Pencil and Paper Votes

Yesterday Victorians voted to decide who would form the state government for the next four years.  The highlight for me was my 18 year old son, Josh, voting for the first time.  He collected all the How-To-Vote fliers from the various parties, lined up with me to get our names crossed off the big book and went into the cardboard cubicle to cast his vote.  While I was completing my vote, I couldn’t help but wonder how long it would be until voting goes digital.

I wrote about pencil and paper votes after the 2016 Federal Election, and I still don’t understand why we waste so much paper, money and time voting the same way we did 100 years ago.  Some people will talk about the security and fraud risk of going digital, but I don’t accept that.  We have been doing our banking and taxes online for years, surely our finance data is more secure than which political candidates we vote for.

After we completed the vote cards we stuffed them into a cardboard box and threw the fliers into the recycle bin.  Surely in Josh’s lifetime, Australia will move to either voting online from home, or at very least at a digital booth at the local school.

recycling how-to-vote cards

Recycling bin for How-To-Vote cards at the election

Voting with pencil and paper

Yesterday Australia voted in the Federal Election, for most people that meant lining up at the local school or church, waiting for an official to find your name amongst hundreds of pages of names and hand you two pieces of paper.  You then took both of those ballot papers, one of which was ridiculously large to fit (in my case) 38 Senate party candidates, to a cardboard booth to mark your preferences with a blunt pencil attached to a too short piece of string.

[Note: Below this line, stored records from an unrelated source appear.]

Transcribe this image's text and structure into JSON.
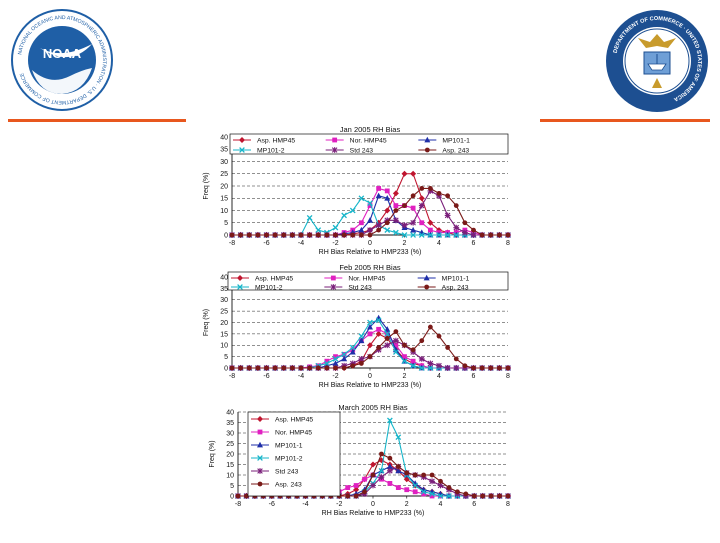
{
  "logos": {
    "noaa": {
      "center_text": "NOAA",
      "ring_text": "NATIONAL OCEANIC AND ATMOSPHERIC ADMINISTRATION · U.S. DEPARTMENT OF COMMERCE"
    },
    "commerce": {
      "ring_text": "DEPARTMENT OF COMMERCE · UNITED STATES OF AMERICA"
    }
  },
  "colors": {
    "accent": "#e8571e",
    "noaa_blue": "#1f5fa6",
    "commerce_blue": "#1d4f91"
  },
  "chart_data": [
    {
      "type": "line",
      "title": "Jan 2005 RH Bias",
      "xlabel": "RH Bias Relative to HMP233 (%)",
      "ylabel": "Freq (%)",
      "xlim": [
        -8,
        8
      ],
      "ylim": [
        0,
        40
      ],
      "xticks": [
        "-8",
        "-6",
        "-4",
        "-2",
        "0",
        "2",
        "4",
        "6",
        "8"
      ],
      "yticks": [
        "0",
        "5",
        "10",
        "15",
        "20",
        "25",
        "30",
        "35",
        "40"
      ],
      "legend": "top (3 columns)",
      "x": [
        -8,
        -7.5,
        -7,
        -6.5,
        -6,
        -5.5,
        -5,
        -4.5,
        -4,
        -3.5,
        -3,
        -2.5,
        -2,
        -1.5,
        -1,
        -0.5,
        0,
        0.5,
        1,
        1.5,
        2,
        2.5,
        3,
        3.5,
        4,
        4.5,
        5,
        5.5,
        6,
        6.5,
        7,
        7.5,
        8
      ],
      "series": [
        {
          "name": "Asp. HMP45",
          "color": "#c0152f",
          "marker": "diamond",
          "values": [
            0,
            0,
            0,
            0,
            0,
            0,
            0,
            0,
            0,
            0,
            0,
            0,
            0,
            0,
            0.5,
            1,
            2,
            5,
            10,
            17,
            25,
            25,
            15,
            5,
            2,
            1,
            0,
            0,
            0,
            0,
            0,
            0,
            0
          ]
        },
        {
          "name": "Nor. HMP45",
          "color": "#e020c0",
          "marker": "square",
          "values": [
            0,
            0,
            0,
            0,
            0,
            0,
            0,
            0,
            0,
            0,
            0,
            0,
            0,
            1,
            2,
            5,
            12,
            19,
            18,
            12,
            12,
            11,
            5,
            2,
            1,
            1,
            1,
            2,
            1,
            0,
            0,
            0,
            0
          ]
        },
        {
          "name": "MP101-1",
          "color": "#1f2fa8",
          "marker": "triangle",
          "values": [
            0,
            0,
            0,
            0,
            0,
            0,
            0,
            0,
            0,
            0,
            0,
            0,
            0,
            0.5,
            1,
            2,
            6,
            16,
            15,
            6,
            3,
            2,
            1,
            0,
            0,
            0,
            0,
            0,
            0,
            0,
            0,
            0,
            0
          ]
        },
        {
          "name": "MP101-2",
          "color": "#17b5c9",
          "marker": "x",
          "values": [
            0,
            0,
            0,
            0,
            0,
            0,
            0,
            0,
            0,
            7,
            2,
            1,
            3,
            8,
            10,
            15,
            13,
            4,
            2,
            1,
            0,
            0,
            0,
            0,
            0,
            0,
            0,
            0,
            0,
            0,
            0,
            0,
            0
          ]
        },
        {
          "name": "Std 243",
          "color": "#7a1f7a",
          "marker": "star",
          "values": [
            0,
            0,
            0,
            0,
            0,
            0,
            0,
            0,
            0,
            0,
            0,
            0,
            0,
            0,
            0,
            0,
            2,
            4,
            6,
            6,
            4,
            5,
            12,
            18,
            16,
            8,
            3,
            1,
            0,
            0,
            0,
            0,
            0
          ]
        },
        {
          "name": "Asp. 243",
          "color": "#7a1a18",
          "marker": "circle",
          "values": [
            0,
            0,
            0,
            0,
            0,
            0,
            0,
            0,
            0,
            0,
            0,
            0,
            0,
            0,
            0,
            0,
            0,
            2,
            5,
            10,
            12,
            16,
            19,
            19,
            17,
            16,
            12,
            5,
            2,
            0,
            0,
            0,
            0
          ]
        }
      ]
    },
    {
      "type": "line",
      "title": "Feb 2005 RH Bias",
      "xlabel": "RH Bias Relative to HMP233 (%)",
      "ylabel": "Freq (%)",
      "xlim": [
        -8,
        8
      ],
      "ylim": [
        0,
        40
      ],
      "xticks": [
        "-8",
        "-6",
        "-4",
        "-2",
        "0",
        "2",
        "4",
        "6",
        "8"
      ],
      "yticks": [
        "0",
        "5",
        "10",
        "15",
        "20",
        "25",
        "30",
        "35",
        "40"
      ],
      "legend": "top (3 columns)",
      "x": [
        -8,
        -7.5,
        -7,
        -6.5,
        -6,
        -5.5,
        -5,
        -4.5,
        -4,
        -3.5,
        -3,
        -2.5,
        -2,
        -1.5,
        -1,
        -0.5,
        0,
        0.5,
        1,
        1.5,
        2,
        2.5,
        3,
        3.5,
        4,
        4.5,
        5,
        5.5,
        6,
        6.5,
        7,
        7.5,
        8
      ],
      "series": [
        {
          "name": "Asp. HMP45",
          "color": "#c0152f",
          "marker": "diamond",
          "values": [
            0,
            0,
            0,
            0,
            0,
            0,
            0,
            0,
            0,
            0,
            0,
            0,
            0,
            0,
            1,
            3,
            10,
            15,
            13,
            8,
            4,
            2,
            1,
            0,
            0,
            0,
            0,
            0,
            0,
            0,
            0,
            0,
            0
          ]
        },
        {
          "name": "Nor. HMP45",
          "color": "#e020c0",
          "marker": "square",
          "values": [
            0,
            0,
            0,
            0,
            0,
            0,
            0,
            0,
            0,
            0.5,
            1,
            3,
            5,
            6,
            8,
            12,
            15,
            17,
            15,
            10,
            5,
            3,
            1,
            0,
            0,
            0,
            0,
            0,
            0,
            0,
            0,
            0,
            0
          ]
        },
        {
          "name": "MP101-1",
          "color": "#1f2fa8",
          "marker": "triangle",
          "values": [
            0,
            0,
            0,
            0,
            0,
            0,
            0,
            0,
            0,
            0,
            0,
            1,
            2,
            4,
            7,
            12,
            18,
            22,
            17,
            8,
            3,
            1,
            0,
            0,
            0,
            0,
            0,
            0,
            0,
            0,
            0,
            0,
            0
          ]
        },
        {
          "name": "MP101-2",
          "color": "#17b5c9",
          "marker": "x",
          "values": [
            0,
            0,
            0,
            0,
            0,
            0,
            0,
            0,
            0,
            0,
            1,
            2,
            4,
            6,
            9,
            14,
            20,
            21,
            15,
            7,
            3,
            1,
            0,
            0,
            0,
            0,
            0,
            0,
            0,
            0,
            0,
            0,
            0
          ]
        },
        {
          "name": "Std 243",
          "color": "#7a1f7a",
          "marker": "star",
          "values": [
            0,
            0,
            0,
            0,
            0,
            0,
            0,
            0,
            0,
            0,
            0,
            0,
            0,
            1,
            2,
            4,
            5,
            8,
            10,
            12,
            10,
            7,
            4,
            2,
            1,
            0,
            0,
            0,
            0,
            0,
            0,
            0,
            0
          ]
        },
        {
          "name": "Asp. 243",
          "color": "#7a1a18",
          "marker": "circle",
          "values": [
            0,
            0,
            0,
            0,
            0,
            0,
            0,
            0,
            0,
            0,
            0,
            0,
            0,
            0,
            1,
            2,
            5,
            9,
            13,
            16,
            10,
            8,
            12,
            18,
            14,
            9,
            4,
            1,
            0,
            0,
            0,
            0,
            0
          ]
        }
      ]
    },
    {
      "type": "line",
      "title": "March 2005 RH Bias",
      "xlabel": "RH Bias Relative to HMP233 (%)",
      "ylabel": "Freq (%)",
      "xlim": [
        -8,
        8
      ],
      "ylim": [
        0,
        40
      ],
      "xticks": [
        "-8",
        "-6",
        "-4",
        "-2",
        "0",
        "2",
        "4",
        "6",
        "8"
      ],
      "yticks": [
        "0",
        "5",
        "10",
        "15",
        "20",
        "25",
        "30",
        "35",
        "40"
      ],
      "legend": "top-left (1 column)",
      "x": [
        -8,
        -7.5,
        -7,
        -6.5,
        -6,
        -5.5,
        -5,
        -4.5,
        -4,
        -3.5,
        -3,
        -2.5,
        -2,
        -1.5,
        -1,
        -0.5,
        0,
        0.5,
        1,
        1.5,
        2,
        2.5,
        3,
        3.5,
        4,
        4.5,
        5,
        5.5,
        6,
        6.5,
        7,
        7.5,
        8
      ],
      "series": [
        {
          "name": "Asp. HMP45",
          "color": "#c0152f",
          "marker": "diamond",
          "values": [
            0,
            0,
            0,
            0,
            0,
            0,
            0,
            0,
            0,
            0,
            0,
            0,
            0,
            1,
            3,
            8,
            15,
            17,
            15,
            12,
            8,
            5,
            3,
            2,
            1,
            0,
            0,
            0,
            0,
            0,
            0,
            0,
            0
          ]
        },
        {
          "name": "Nor. HMP45",
          "color": "#e020c0",
          "marker": "square",
          "values": [
            0,
            0,
            0,
            0,
            0,
            0,
            0,
            0,
            0,
            0,
            0.5,
            1,
            2,
            4,
            5,
            8,
            10,
            8,
            6,
            4,
            3,
            2,
            1,
            0,
            0,
            0,
            0,
            0,
            0,
            0,
            0,
            0,
            0
          ]
        },
        {
          "name": "MP101-1",
          "color": "#1f2fa8",
          "marker": "triangle",
          "values": [
            0,
            0,
            0,
            0,
            0,
            0,
            0,
            0,
            0,
            0,
            0,
            0,
            0,
            0,
            1,
            3,
            10,
            12,
            14,
            12,
            10,
            6,
            3,
            2,
            1,
            0,
            0,
            0,
            0,
            0,
            0,
            0,
            0
          ]
        },
        {
          "name": "MP101-2",
          "color": "#17b5c9",
          "marker": "x",
          "values": [
            0,
            0,
            0,
            0,
            0,
            0,
            0,
            0,
            0,
            0,
            0,
            0,
            0,
            0,
            0,
            2,
            6,
            12,
            36,
            28,
            10,
            5,
            2,
            1,
            0,
            0,
            0,
            0,
            0,
            0,
            0,
            0,
            0
          ]
        },
        {
          "name": "Std 243",
          "color": "#7a1f7a",
          "marker": "star",
          "values": [
            0,
            0,
            0,
            0,
            0,
            0,
            0,
            0,
            0,
            0,
            0,
            0,
            0,
            0,
            0,
            1,
            5,
            9,
            12,
            14,
            11,
            10,
            9,
            7,
            5,
            3,
            1,
            0,
            0,
            0,
            0,
            0,
            0
          ]
        },
        {
          "name": "Asp. 243",
          "color": "#7a1a18",
          "marker": "circle",
          "values": [
            0,
            0,
            0,
            0,
            0,
            0,
            0,
            0,
            0,
            0,
            0,
            0,
            0,
            0,
            0,
            2,
            10,
            20,
            18,
            14,
            11,
            10,
            10,
            10,
            7,
            4,
            2,
            1,
            0,
            0,
            0,
            0,
            0
          ]
        }
      ]
    }
  ]
}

Imagine, just for a moment, a future where technology allows everyone to vote with an electronic device.  That device can either be in the home or even portable and carried in your pocket.  That same technology could also allow you to manage your banking without going into a branch, manage a share portfolio without talking to a stock broker, check your government benefits without visiting Certrelink, send messages to friends and colleagues and even make phone calls away from a landline.

Hold on, you say, it’s 2016 and we can do all of that stuff on our computer, tablet or smart phones.  All of that stuff except vote!  Why are we still voting with pencil and paper, a system that has no safeguards against mistakes (in my electorate alone there are over 4,800 informal votes out of 88,400 counted so far) a system that takes an enormous work force to the count and collate those votes. This is the way voting was done 100 years ago, even 20 years ago there wouldn’t have been much alternative to pencil and paper, but in 2016 this is ridiculous!

This morning, the day after voting, we are being told it may take weeks to finalise the election result as pre-polling and postal votes are counted.  In this day and age we should be able to tally all results electronically and announce the winning candidates within minutes of the 6PM close of voting.